Here’re some suggestions:

Check physics and geometry

  • Ensure each link has realistic mass/inertia (no extremely light links, and no missing inertia tensors in USD or URDF import).
  • Make sure colliders are simple, non-interpenetrating, and aligned with visuals; avoid large overlaps or very thin shapes that can cause constraint jitter.
  • Verify joint axes and limits for revolute and prismatic joints are correct and not over constraining the mechanism (e.g., no conflicting constraints in closed chains without proper articulation setup).

Tune joint drives (stiffness/damping)

For position-controlled joints (typical robot links):

  • Start with damping = 0 and tune stiffness only until the joint reaches its targets without divergence.
  • Once it converges, reduce stiffness by about one order of magnitude to add margin.
  • Add damping at roughly one order of magnitude lower than the chosen stiffness (e.g., stiffness 1e5, damping 1e4), then adjust both to remove overshoot/oscillations while keeping tracking acceptable.

For velocity-controlled joints (e.g., wheels, sliders driven by speed):

  • Set stiffness = 0 and only tune damping.
  • Increase damping until the commanded velocity is reached smoothly without oscillation; add ~10% extra damping if the load will vary.
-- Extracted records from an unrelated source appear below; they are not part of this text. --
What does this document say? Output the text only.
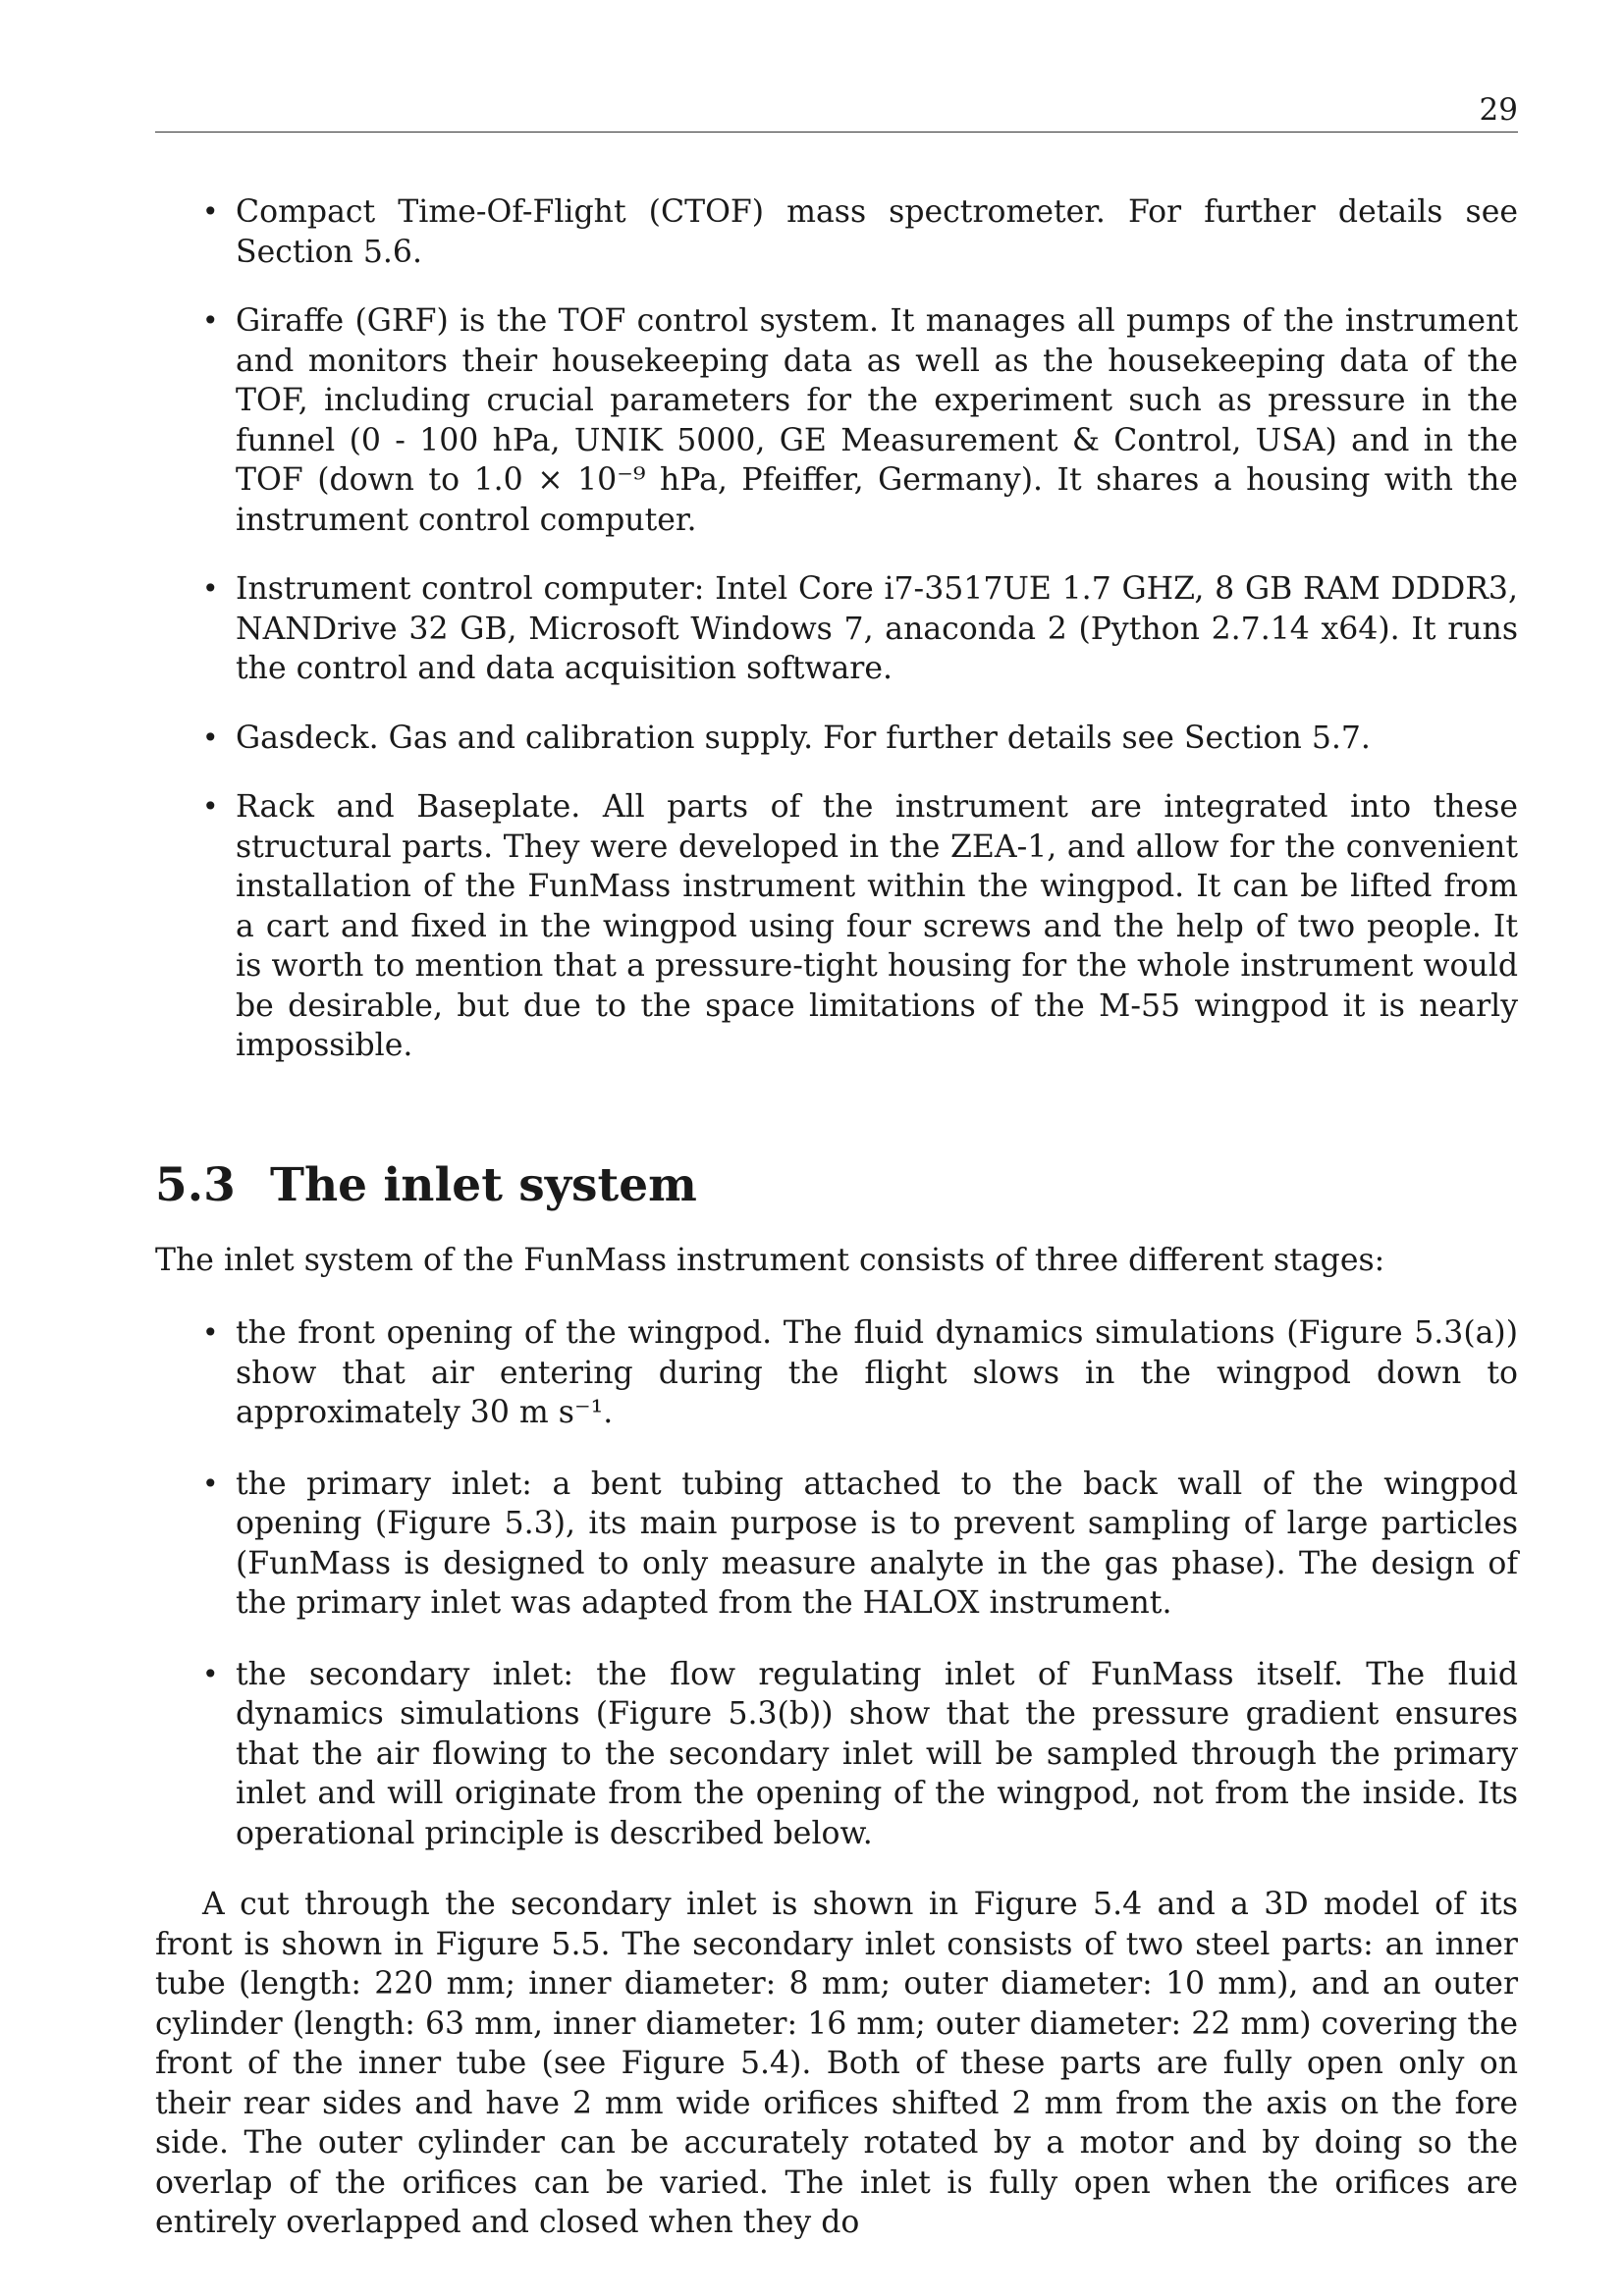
29
• Compact Time-Of-Flight (CTOF) mass spectrometer. For further details see Section 5.6.
• Giraffe (GRF) is the TOF control system. It manages all pumps of the instrument and monitors their housekeeping data as well as the housekeeping data of the TOF, including crucial parameters for the experiment such as pressure in the funnel (0 - 100 hPa, UNIK 5000, GE Measurement & Control, USA) and in the TOF (down to 1.0 × 10⁻⁹ hPa, Pfeiffer, Germany). It shares a housing with the instrument control computer.
• Instrument control computer: Intel Core i7-3517UE 1.7 GHZ, 8 GB RAM DDDR3, NANDrive 32 GB, Microsoft Windows 7, anaconda 2 (Python 2.7.14 x64). It runs the control and data acquisition software.
• Gasdeck. Gas and calibration supply. For further details see Section 5.7.
• Rack and Baseplate. All parts of the instrument are integrated into these structural parts. They were developed in the ZEA-1, and allow for the convenient installation of the FunMass instrument within the wingpod. It can be lifted from a cart and fixed in the wingpod using four screws and the help of two people. It is worth to mention that a pressure-tight housing for the whole instrument would be desirable, but due to the space limitations of the M-55 wingpod it is nearly impossible.
5.3 The inlet system

The inlet system of the FunMass instrument consists of three different stages:

• the front opening of the wingpod. The fluid dynamics simulations (Figure 5.3(a)) show that air entering during the flight slows in the wingpod down to approximately 30 m s⁻¹.
• the primary inlet: a bent tubing attached to the back wall of the wingpod opening (Figure 5.3), its main purpose is to prevent sampling of large particles (FunMass is designed to only measure analyte in the gas phase). The design of the primary inlet was adapted from the HALOX instrument.
• the secondary inlet: the flow regulating inlet of FunMass itself. The fluid dynamics simulations (Figure 5.3(b)) show that the pressure gradient ensures that the air flowing to the secondary inlet will be sampled through the primary inlet and will originate from the opening of the wingpod, not from the inside. Its operational principle is described below.

A cut through the secondary inlet is shown in Figure 5.4 and a 3D model of its front is shown in Figure 5.5. The secondary inlet consists of two steel parts: an inner tube (length: 220 mm; inner diameter: 8 mm; outer diameter: 10 mm), and an outer cylinder (length: 63 mm, inner diameter: 16 mm; outer diameter: 22 mm) covering the front of the inner tube (see Figure 5.4). Both of these parts are fully open only on their rear sides and have 2 mm wide orifices shifted 2 mm from the axis on the fore side. The outer cylinder can be accurately rotated by a motor and by doing so the overlap of the orifices can be varied. The inlet is fully open when the orifices are entirely overlapped and closed when they do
Adjust simulation stability parameters

If vibrations persist even with moderate gains, adjust global physics settings:

  • Decrease the physics timestep or increase the number of substeps; more frequent solver updates reduce numerical oscillations at joints.
  • Increase position/velocity solver iterations for the PhysX articulation; this helps constraints converge and reduces jitter in chains and linkages.
  • If supported in your Isaac Sim version, increase joint armature/inertia slightly on light links to make them less sensitive to high-frequency oscillations.

These parameters are exposed in the Physics settings and sometimes in the articulation/scene configuration (e.g., TGS vs PGS, substeps, iterations).

Joint-specific tips (revolute vs prismatic)

  • Revolute joints: Avoid extremely high stiffness (e.g., 1e8+) on light links with large gear ratios; instead use moderate stiffness plus damping and a smaller timestep.
  • Prismatic joints: Check that limits and drive target do not constantly “hit” the limit; if a slider is driven into a hard limit with high stiffness, it will chatter. Use reasonable limits, add damping, and consider lowering stiffness or adding soft drive targets near the limit.
  • For joints that should be passive (no active control), set stiffness and damping appropriately low or use a free joint mode rather than leaving a strong position drive at a default target.

Some recommendations to remove vibrations

  1. Temporarily isolate one problematic revolute or prismatic joint with a simple two-body setup and verify it behaves smoothly after tuning gains as above.
  2. Apply the tuned stiffness/damping pattern to the full mechanism, starting from the base and moving outward, avoiding drastic differences in gains between neighboring joints.